LA FORTUNA, Alajuela — Standing on the rocky bank of the pool under La Fortuna Waterfall was a lifeguard wearing a life vest, holding a flotation device and sporting a whistle around his neck to warn swimmers when they were doing something dangerous. With my nephews Orpheus and Aladdin in the water, he would be needing the whistle. A lot.
This 70-meter (230-foot) waterfall is one of the most beautiful in Costa Rica and one of the top attractions in the Arenal area. It’s visited by 100,000 people a year, according to its website.
Just 5.5 km southwest of La Fortuna, it’s easy to get to on a road that’s only partly paved but in pretty good condition.
From the entrance, where you pay $11 to get in, it’s a 15-minute walk to the fall, with gorgeous jungle views all around. There are well-built stairs until about halfway down, when you move to an easily negotiable trail. When we visited, men were hard at work building an extension of the stairs all the way to the bottom.
Orpheus and Aladdin plunged into the pool ahead of me and fought the powerful current trying to wade/swim as close to the fall as possible. I found it’s nearly impossible to get very close because of the huge amount of water blasting outward from the place where the fall hits the pool.

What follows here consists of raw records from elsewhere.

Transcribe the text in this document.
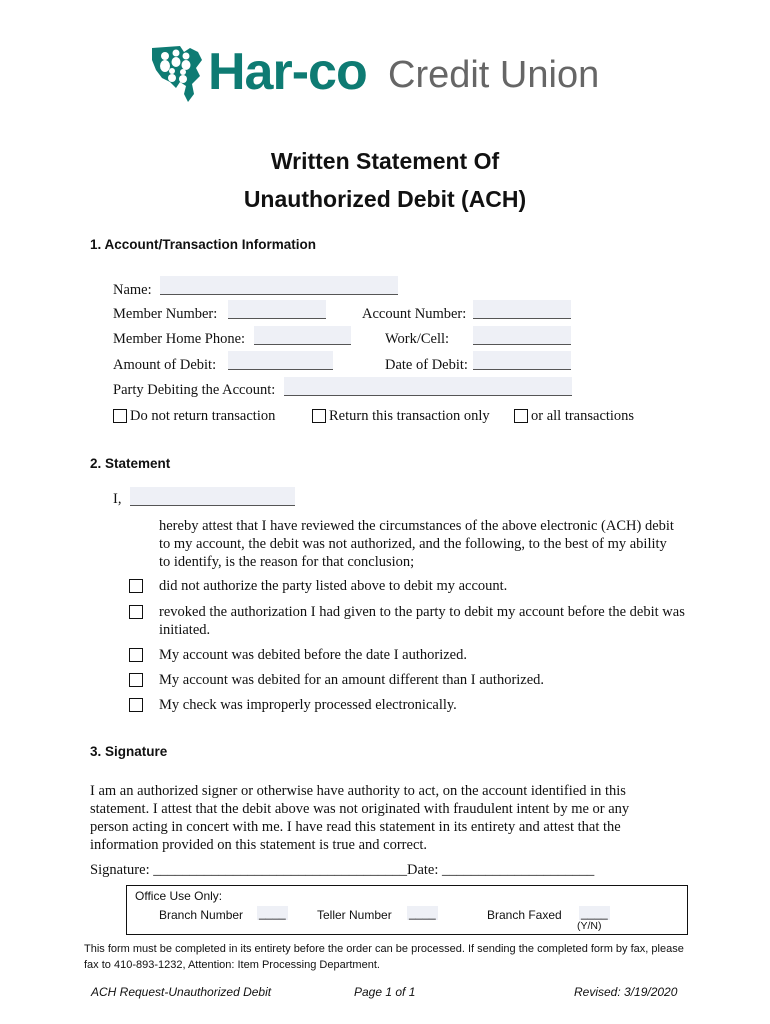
Har-co Credit Union
Written Statement Of
Unauthorized Debit (ACH)
1. Account/Transaction Information
Name:
Member Number:	Account Number:
Member Home Phone:	Work/Cell:
Amount of Debit:	Date of Debit:
Party Debiting the Account:
Do not return transaction	Return this transaction only	or all transactions
2. Statement
I,
hereby attest that I have reviewed the circumstances of the above electronic (ACH) debit to my account, the debit was not authorized, and the following, to the best of my ability to identify, is the reason for that conclusion;
did not authorize the party listed above to debit my account.
revoked the authorization I had given to the party to debit my account before the debit was initiated.
My account was debited before the date I authorized.
My account was debited for an amount different than I authorized.
My check was improperly processed electronically.
3. Signature
I am an authorized signer or otherwise have authority to act, on the account identified in this statement. I attest that the debit above was not originated with fraudulent intent by me or any person acting in concert with me. I have read this statement in its entirety and attest that the information provided on this statement is true and correct.
Signature: ___________________________________Date: _____________________
Office Use Only:
Branch Number ____	Teller Number ____	Branch Faxed ____
(Y/N)
This form must be completed in its entirety before the order can be processed. If sending the completed form by fax, please fax to 410-893-1232, Attention: Item Processing Department.
ACH Request-Unauthorized Debit	Page 1 of 1	Revised: 3/19/2020
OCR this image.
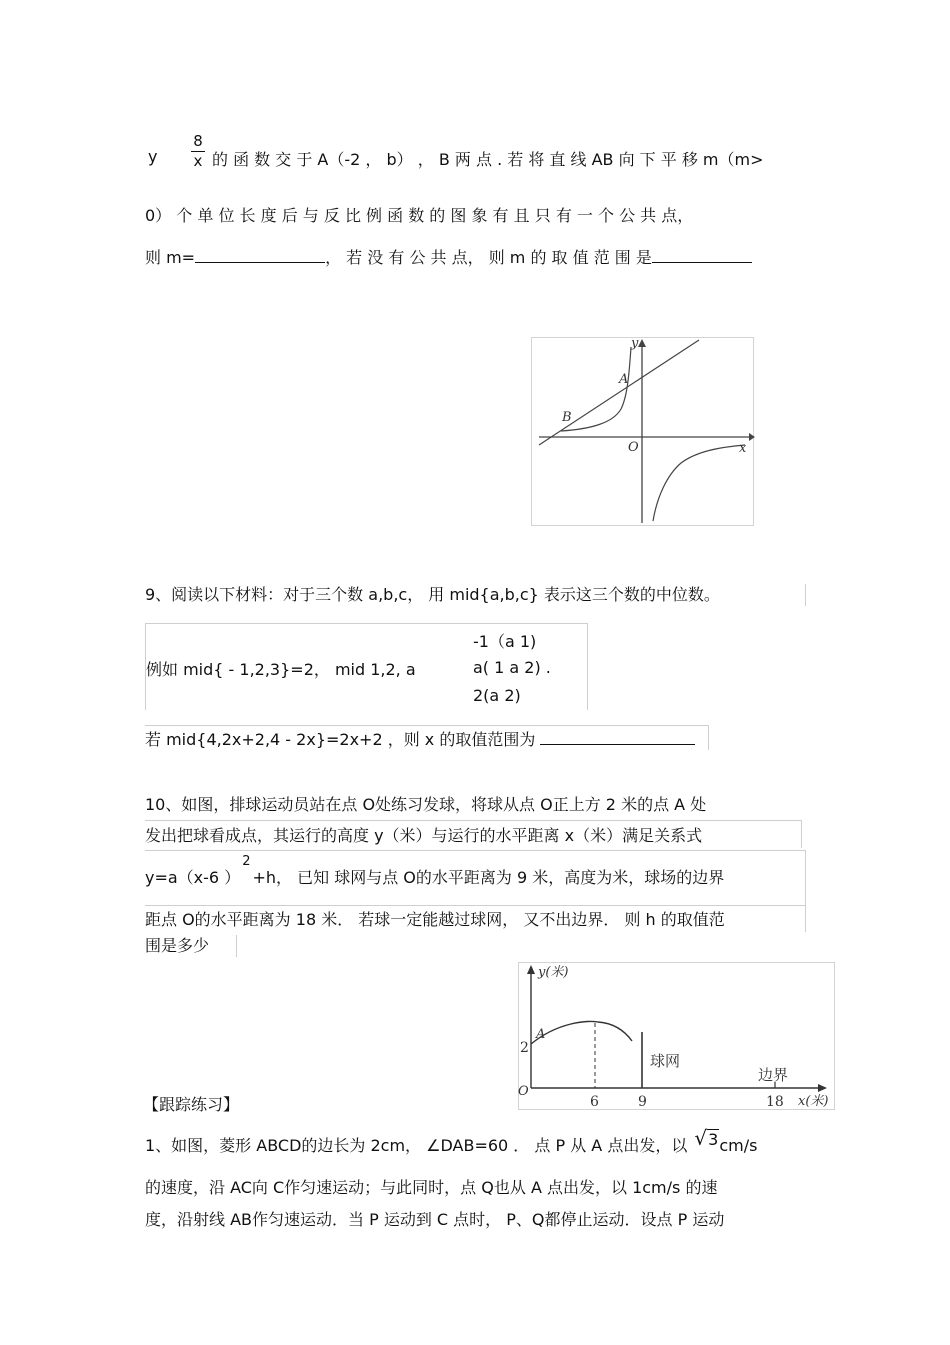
y
8
x 的 函 数 交 于 A（-2 ， b） ， B 两 点 . 若 将 直 线 AB 向 下 平 移 m（m>
0） 个 单 位 长 度 后 与 反 比 例 函 数 的 图 象 有 且 只 有 一 个 公 共 点，
则 m=	， 若 没 有 公 共 点， 则 m 的 取 值 范 围 是
y
x
O
A
B
9、阅读以下材料：对于三个数 a,b,c， 用 mid{a,b,c} 表示这三个数的中位数。
例如 mid{ - 1,2,3}=2， mid 1,2, a
-1（a 1)
a( 1 a 2) .
2(a 2)
若 mid{4,2x+2,4 - 2x}=2x+2 ，则 x 的取值范围为
10、如图，排球运动员站在点 O处练习发球，将球从点 O正上方 2 米的点 A 处
发出把球看成点，其运行的高度 y（米）与运行的水平距离 x（米）满足关系式
y=a（x-6 ）$^2$+h， 已知 球网与点 O的水平距离为 9 米，高度为米，球场的边界
距点 O的水平距离为 18 米． 若球一定能越过球网， 又不出边界． 则 h 的取值范
围是多少
y(米)
x(米)
O
A
2
6	9	18
球网
边界
【跟踪练习】
1、如图，菱形 ABCD的边长为 2cm， ∠DAB=60 ． 点 P 从 A 点出发，以 √3cm/s
的速度，沿 AC向 C作匀速运动；与此同时，点 Q也从 A 点出发，以 1cm/s 的速
度，沿射线 AB作匀速运动．当 P 运动到 C 点时， P、Q都停止运动．设点 P 运动
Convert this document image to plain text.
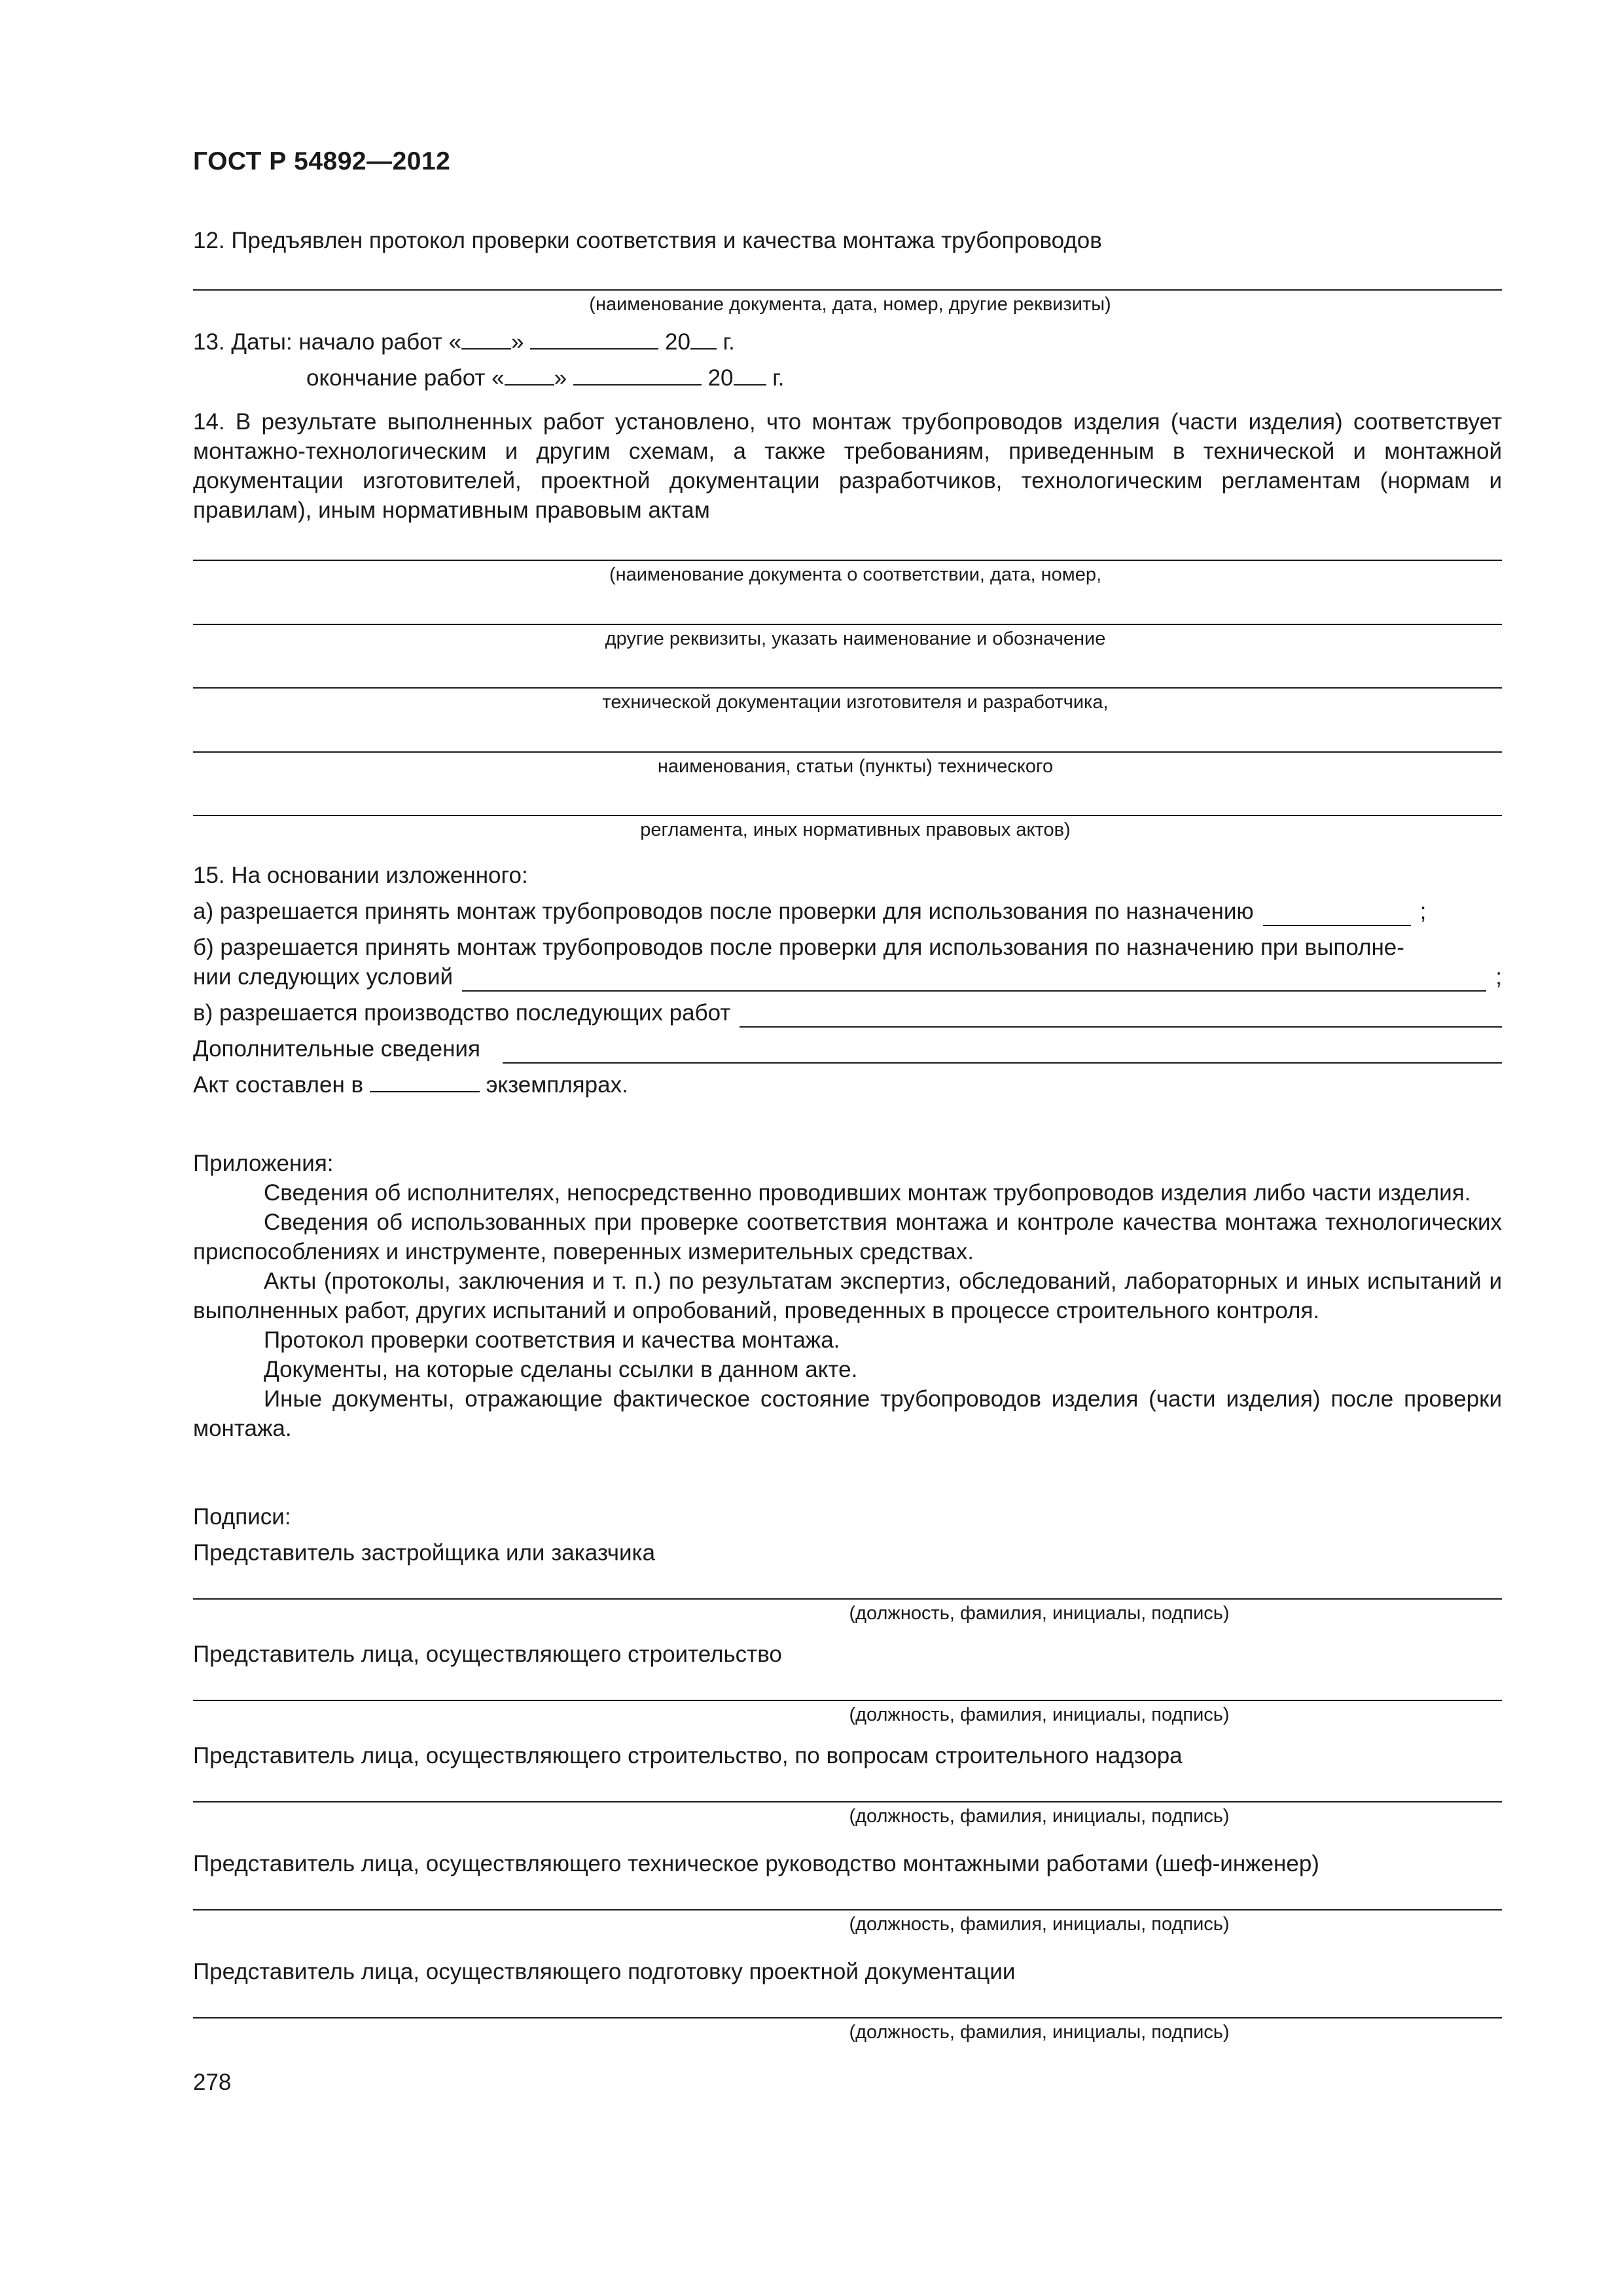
ГОСТ Р 54892—2012
12. Предъявлен протокол проверки соответствия и качества монтажа трубопроводов
(наименование документа, дата, номер, другие реквизиты)
13. Даты: начало работ « »	20 г.
окончание работ « »	20 г.
14. В результате выполненных работ установлено, что монтаж трубопроводов изделия (части изделия) соответствует монтажно-технологическим и другим схемам, а также требованиям, приведенным в технической и монтажной документации изготовителей, проектной документации разработчиков, технологическим регламентам (нормам и правилам), иным нормативным правовым актам
(наименование документа о соответствии, дата, номер,
другие реквизиты, указать наименование и обозначение
технической документации изготовителя и разработчика,
наименования, статьи (пункты) технического
регламента, иных нормативных правовых актов)
15. На основании изложенного:
а) разрешается принять монтаж трубопроводов после проверки для использования по назначению	;
б) разрешается принять монтаж трубопроводов после проверки для использования по назначению при выполне-
нии следующих условий	;
в) разрешается производство последующих работ
Дополнительные сведения
Акт составлен в	экземплярах.
Приложения:
Сведения об исполнителях, непосредственно проводивших монтаж трубопроводов изделия либо части изделия.
Сведения об использованных при проверке соответствия монтажа и контроле качества монтажа технологических приспособлениях и инструменте, поверенных измерительных средствах.
Акты (протоколы, заключения и т. п.) по результатам экспертиз, обследований, лабораторных и иных испытаний и выполненных работ, других испытаний и опробований, проведенных в процессе строительного контроля.
Протокол проверки соответствия и качества монтажа.
Документы, на которые сделаны ссылки в данном акте.
Иные документы, отражающие фактическое состояние трубопроводов изделия (части изделия) после проверки монтажа.
Подписи:
Представитель застройщика или заказчика
(должность, фамилия, инициалы, подпись)
Представитель лица, осуществляющего строительство
(должность, фамилия, инициалы, подпись)
Представитель лица, осуществляющего строительство, по вопросам строительного надзора
(должность, фамилия, инициалы, подпись)
Представитель лица, осуществляющего техническое руководство монтажными работами (шеф-инженер)
(должность, фамилия, инициалы, подпись)
Представитель лица, осуществляющего подготовку проектной документации
(должность, фамилия, инициалы, подпись)
278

But Orpheus and Aladdin got close enough to earn their first whistle. The lifeguard warned them against getting too close, as the currents can suck you under in the deeper places.
I was in no danger of getting the whistle, as I couldn’t get too close if I tried. But it was fun to try staggering forward in waist-deep water with the spray blasting me in the face.
Orpheus decided to venture to the right, where the water gets deep, earning his second whistle. And when he appeared to ignore the warning, the whistle blew again, and again.
Orpheus ended up on the right shore and decided to walk back to the front around the edge.
I climbed out of the water and asked the lifeguard, whose name was John Ramírez López, what the dangers were.
“In the swimming area, you don’t want to go to the right or to the left, but head for a single point,” he said. “Over time the river changes, so you can walk in a circle around the pool, but it’s been raining here for four days, and so the water is really powerful. So it’s not recommended to get too close. Just go to one place.”
He said he has to rescue people about two or three times a month, but all have survived, “gracias a Dios.”
“People get curious to walk around the edge,” he said. “There’s one part that’s pure sand and then it drops off, and you can’t kick your feet to go up. You have to take a deep breath and then swim under.”
I’ll pass.
Soon Orpheus was back in the middle of the pool and was now venturing to the left.
“PEET!” went the whistle. And when that went unheeded, Ramírez whistled twice more.
“Is that your friend?” he asked me.
“My nephew,” I said. “He’s kind of crazy. But very strong.”
In my opinion, this swimming area needs a big sign that tells people where to swim and where not to swim, and warns of the deep places and powerful currents that can suck you under.
We headed back, and I tried counting the stairs from the pool to the top. I might have miscounted where I stopped to chat with someone.
But I counted a total of 492.
IF YOU GO
Getting there: You can take a taxi from La Fortuna for about $10, according to the waterfall’s website. To drive there, head south of town on the road toward La Tigra, and look for the sign instructing you to turn right shortly after Arenal Country Inn.